8 июля Там же Сегодня вечером собираемся двигаться дальше. Около девяти часов вечера должен быть пароход. Но он может быть и ночью, и завтра днем, и завтра вечером. Мы сидим на увязанных тюках и смотрим на реку в туманную даль — когда-то его, голубчика, вынесет из-за дальнего поворота? Ситуация нам уже привычная. Теперь поплывем в Нисогоры.
9 июля 1928 Дер. Малые Нисогоры Это Малые. Но есть и Большие. Туда мы пойдем, вероятно, завтра. К Малым пароход пристал раньше, чем к Большим, потому мы тут н вылезли. Жить в Малых даже лучше: тише, спокойнее и шуму от нас меньше, потому что жителей тут немного. Малые Нисогоры — деревня, непохожая на предыдущие. Здесь нет лесов и ущелий, нет прямых «порядков» (рядов) домов. На высоком гладком обрыве из красной глины раскиданы в хаотическом беспорядке уютные домики с огородами и деревьями у домов. Обычно в северных деревнях деревья на улицах не растут: деревни стоят без зелени, а лес живет сам по себе в сторонке. Здесь же деревья и у изб, и у колодцев, и по краю улицы, как в средней России.

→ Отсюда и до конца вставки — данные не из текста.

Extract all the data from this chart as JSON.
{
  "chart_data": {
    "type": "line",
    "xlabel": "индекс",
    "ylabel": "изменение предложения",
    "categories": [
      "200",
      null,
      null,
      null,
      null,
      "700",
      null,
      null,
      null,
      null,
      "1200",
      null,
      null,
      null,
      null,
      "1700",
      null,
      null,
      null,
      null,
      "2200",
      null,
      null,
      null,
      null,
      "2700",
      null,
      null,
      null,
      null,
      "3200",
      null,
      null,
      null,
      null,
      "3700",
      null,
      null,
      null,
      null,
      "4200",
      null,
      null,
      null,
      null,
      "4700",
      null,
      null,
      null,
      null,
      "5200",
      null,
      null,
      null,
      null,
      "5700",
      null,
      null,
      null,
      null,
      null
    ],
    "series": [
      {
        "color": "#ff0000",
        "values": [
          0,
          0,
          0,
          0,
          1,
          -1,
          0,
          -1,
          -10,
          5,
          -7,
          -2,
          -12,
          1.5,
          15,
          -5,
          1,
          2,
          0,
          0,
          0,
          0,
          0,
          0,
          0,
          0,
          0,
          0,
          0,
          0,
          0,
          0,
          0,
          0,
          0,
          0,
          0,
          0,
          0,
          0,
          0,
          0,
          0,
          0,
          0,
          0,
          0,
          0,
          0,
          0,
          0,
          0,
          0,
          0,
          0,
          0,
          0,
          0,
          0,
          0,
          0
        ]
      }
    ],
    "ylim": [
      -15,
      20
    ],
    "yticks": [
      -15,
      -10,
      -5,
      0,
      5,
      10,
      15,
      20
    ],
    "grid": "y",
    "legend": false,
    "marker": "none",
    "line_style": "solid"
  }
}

11 июля 1928 Там же Люди здесь хорошие, ласковые и честные, но немногословные. У них, между прочим, есть одна формула, заменяющая выражения радости, гнева, удивления и других чувств. Все дело в интонации. — Бабушка, я к вам в гости пришла, — говорите вы, входя в избу. — Вот беда! — ласково и приветливо отвечает хозяйка. — Тетушка, вот вам за перевоз, — говорите вы, давая гривенник перевозчице на реке. — Вот беда! — недоверчиво отвечает тетушка, разглядывая монету, как диковину и не желая ее брать: «Не за што! » — А у нас в городе дома все каменные, — рассказываете вы старикам. — Вот беда! — с удивлением восклицают слушатели, дружно приседая и хлопая себя по коленкам. Они не жадные. Когда я вчера в одной избе предложила заплатить за старинный поясок рубль, как было на Пинеге, хозяйка даже обиделась: — Пошто ты, дева! Да за рупь-то я тебе не один, а два пояса дам! Песен тут очень много. Работаем и вместе с МУЗО, и в отдельности, так как иначе всего не охватить. Бегаем в Большие Нисогоры. Ездили на праздник в Юрому. Были на свадьбе в Верхнем Березнике (это через Мезень от Малых Нисогор, на противоположном берегу). Ходили туда мы вдвоем с Зиночкой Эвальд. Свадьба была очень интересная — с торжественными обрядами, пальбой из ружей, богатым столом. Женился Петрован Ситников, представитель одной из самых уважаемых в Березнике семей. Чтобы все хорошо видеть и слышать и в то же время никому не мешать, мы с Зиной влезли на самый верх, на печку. Оттуда действительно было все и слышно, и видно... но ведь печка-то была только что вытоплена для свадебных пирогов! Мы чуть на ней не пригорели. А на другой день после свадьбы меня познакомили со старичком, дядей Петрована. Это оказался тот самый единственный на Мезени старик, который делает деревянных «петушков»-голубков. Глубокий старец с добрыми выцветшими глазами и тихой улыбкой. Весь он такой, словно сошел с нестеровского полотна. У него оказался целый сундук заготовленных впрок «петушков» — самых разных размеров, с двумя крыльями и с четырьмя, с хохолками и без хохолков, с ножками и без ножек... Он, кажется, сам считает, что все эти его чудесные изделия — просто детские игрушки. Конечно, он не может видеть сам себя со стороны, окруженного этими тонкими радужными птичками, со своими серебряными мягкими волосами, со своей доброй улыбкой. А для меня он остался одним из самых художественных впечатлений от Мезени. Своего искусства он не передал никому. Оно умрет вместе с ним.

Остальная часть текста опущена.